All right. And then you alluded to in your opening remarks, I mean, although cabo is almost like a pipeline in of itself, Exelixis has sort of begun a bit of a reawakening of other discovery type programs. And you even done a couple early stage collaborations. Maybe just give us an update on the state of all that and when we might start seeing some data that you can talk about?

Yes, I can start and then Andrew, you can jump in. So yes, I mean, it's been -- as we step back -- as we started coming out of in 2016, we realized that not everything can be invented at Exelixis. So we started taking a broad look at the landscape of opportunities that are out there. Since we were still in the launch process of cabo in 2016, '17, we took it slow, and then we started doing some licensing deals with smaller companies, small upfronts, back-end loaded, reduced the financial risk and take some shots on goal essentially with the deals we did, StemSynergy and OriGene -- and excuse me, and [ Aavanira ] in 2018 and then Iconic and OriGene in 2019. Those are important parts of our overall pipeline. And we continue to work with our partners on those opportunities. And there are some exciting programs in there. Some of them we haven't talked about yet, but we continue to work with them. We also continue to look at the landscape and a lot of that is what Andrew has been working on. So Andrew, do you want to talk about that?
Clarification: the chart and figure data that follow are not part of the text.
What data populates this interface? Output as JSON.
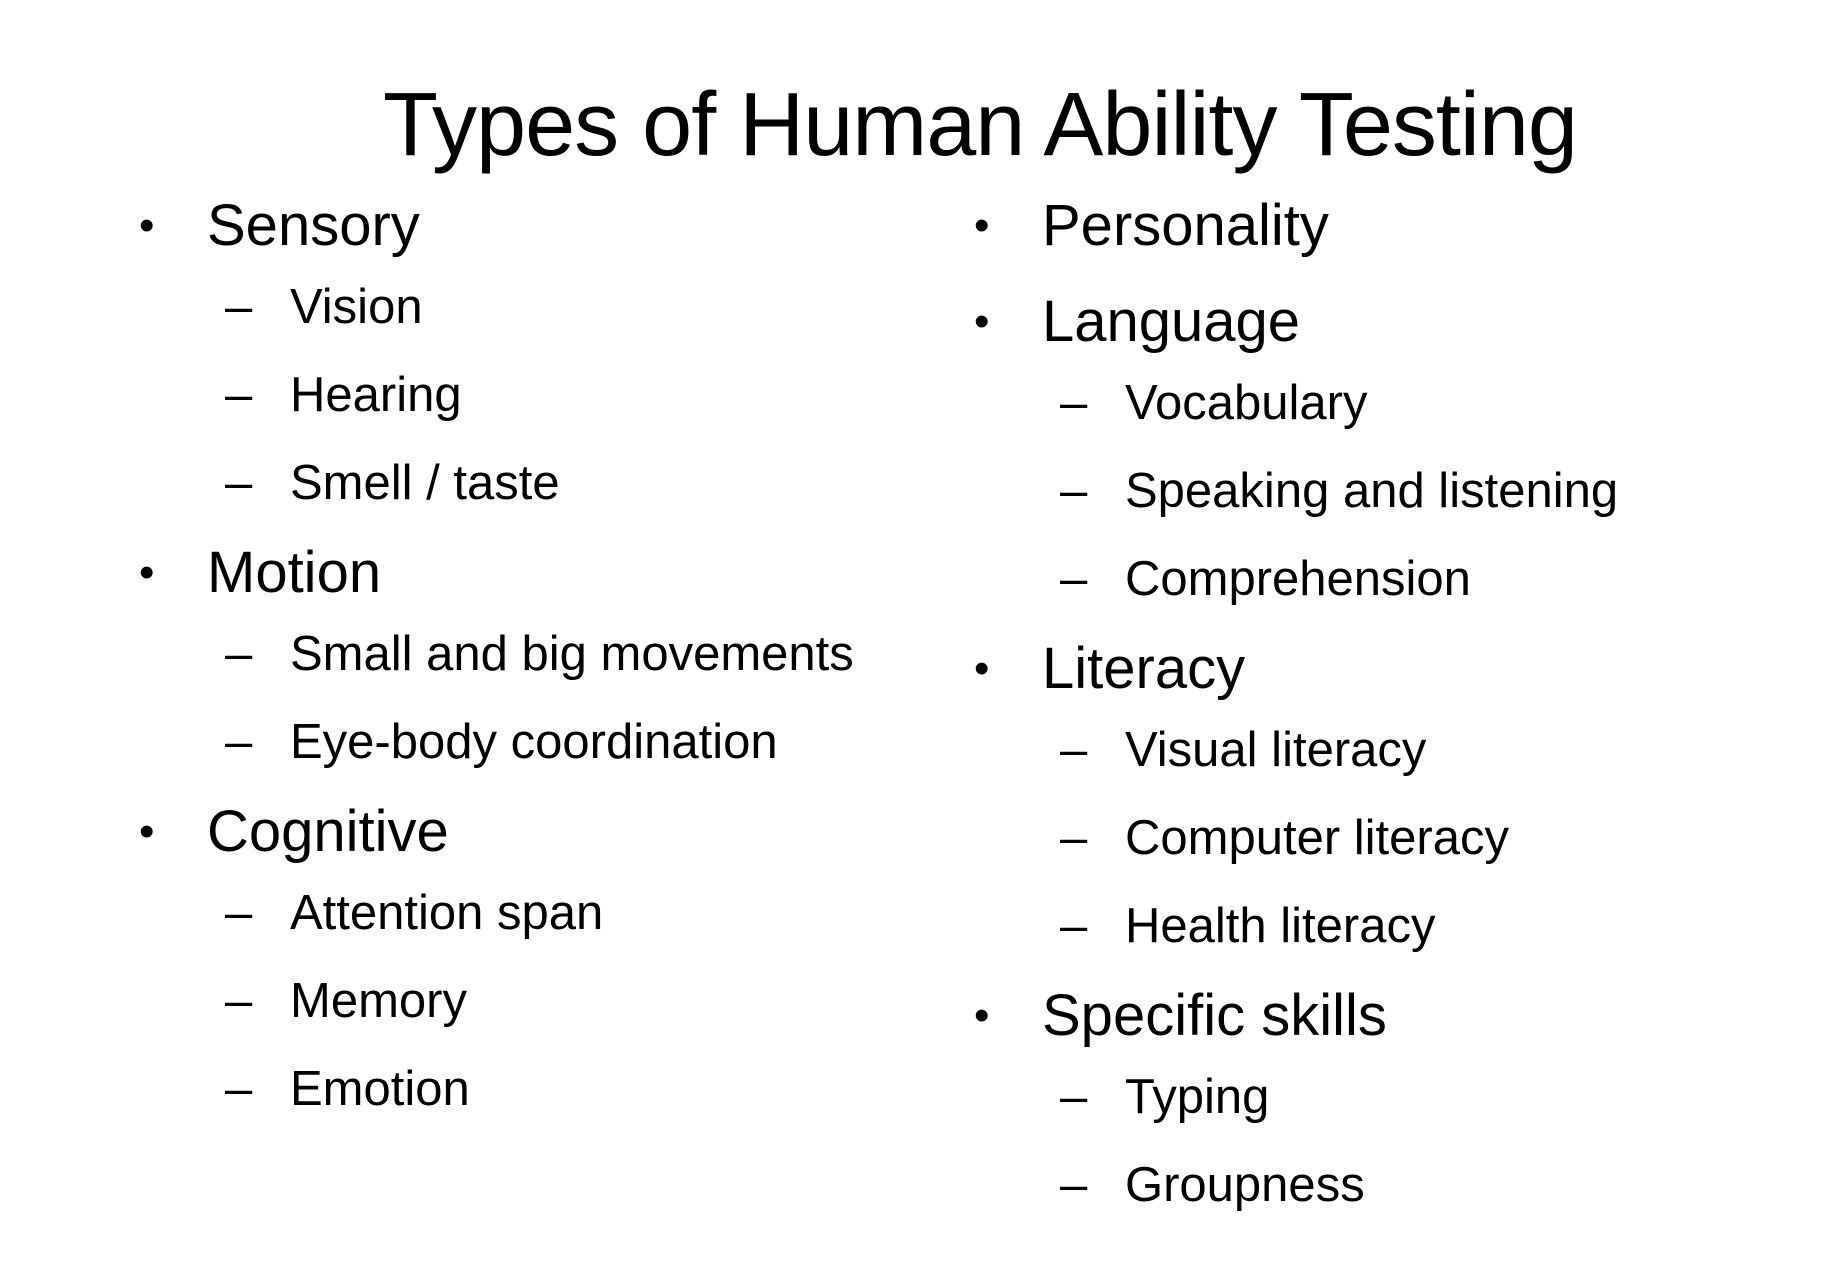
{
  "slide": {
    "title": "Types of Human Ability Testing",
    "bullet_glyph": "•",
    "dash_glyph": "–",
    "left_column": [
      {
        "label": "Sensory",
        "subitems": [
          "Vision",
          "Hearing",
          "Smell / taste"
        ]
      },
      {
        "label": "Motion",
        "subitems": [
          "Small and big movements",
          "Eye-body coordination"
        ]
      },
      {
        "label": "Cognitive",
        "subitems": [
          "Attention span",
          "Memory",
          "Emotion"
        ]
      }
    ],
    "right_column": [
      {
        "label": "Personality",
        "subitems": []
      },
      {
        "label": "Language",
        "subitems": [
          "Vocabulary",
          "Speaking and listening",
          "Comprehension"
        ]
      },
      {
        "label": "Literacy",
        "subitems": [
          "Visual literacy",
          "Computer literacy",
          "Health literacy"
        ]
      },
      {
        "label": "Specific skills",
        "subitems": [
          "Typing",
          "Groupness"
        ]
      }
    ]
  }
}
Yes. So I think it's somewhat of a statement of the obvious that we're really working hard to bring more products, build out the Exelixis pipeline. Chris mentioned before that we've already done a fair amount of earlier-stage transactions. But business development and bringing in new products is really kind of a core focus for the company right now. So we're taking a very broad look at the oncology landscape. We think we have the right team in place, the right skill sets to really understand the sorts of insights that we'll need to really understand what are the new products that we can bring, and it's one that we're excited about, we're engaged with. And it's a core priority for the company. So yes.

All right. Well, we are out of time. Chris and Andrew, it's a pleasure as always. Thank you so much for participating in our conference, and be well and stay safe.

All right. Well, thanks again for the invitation, Chad.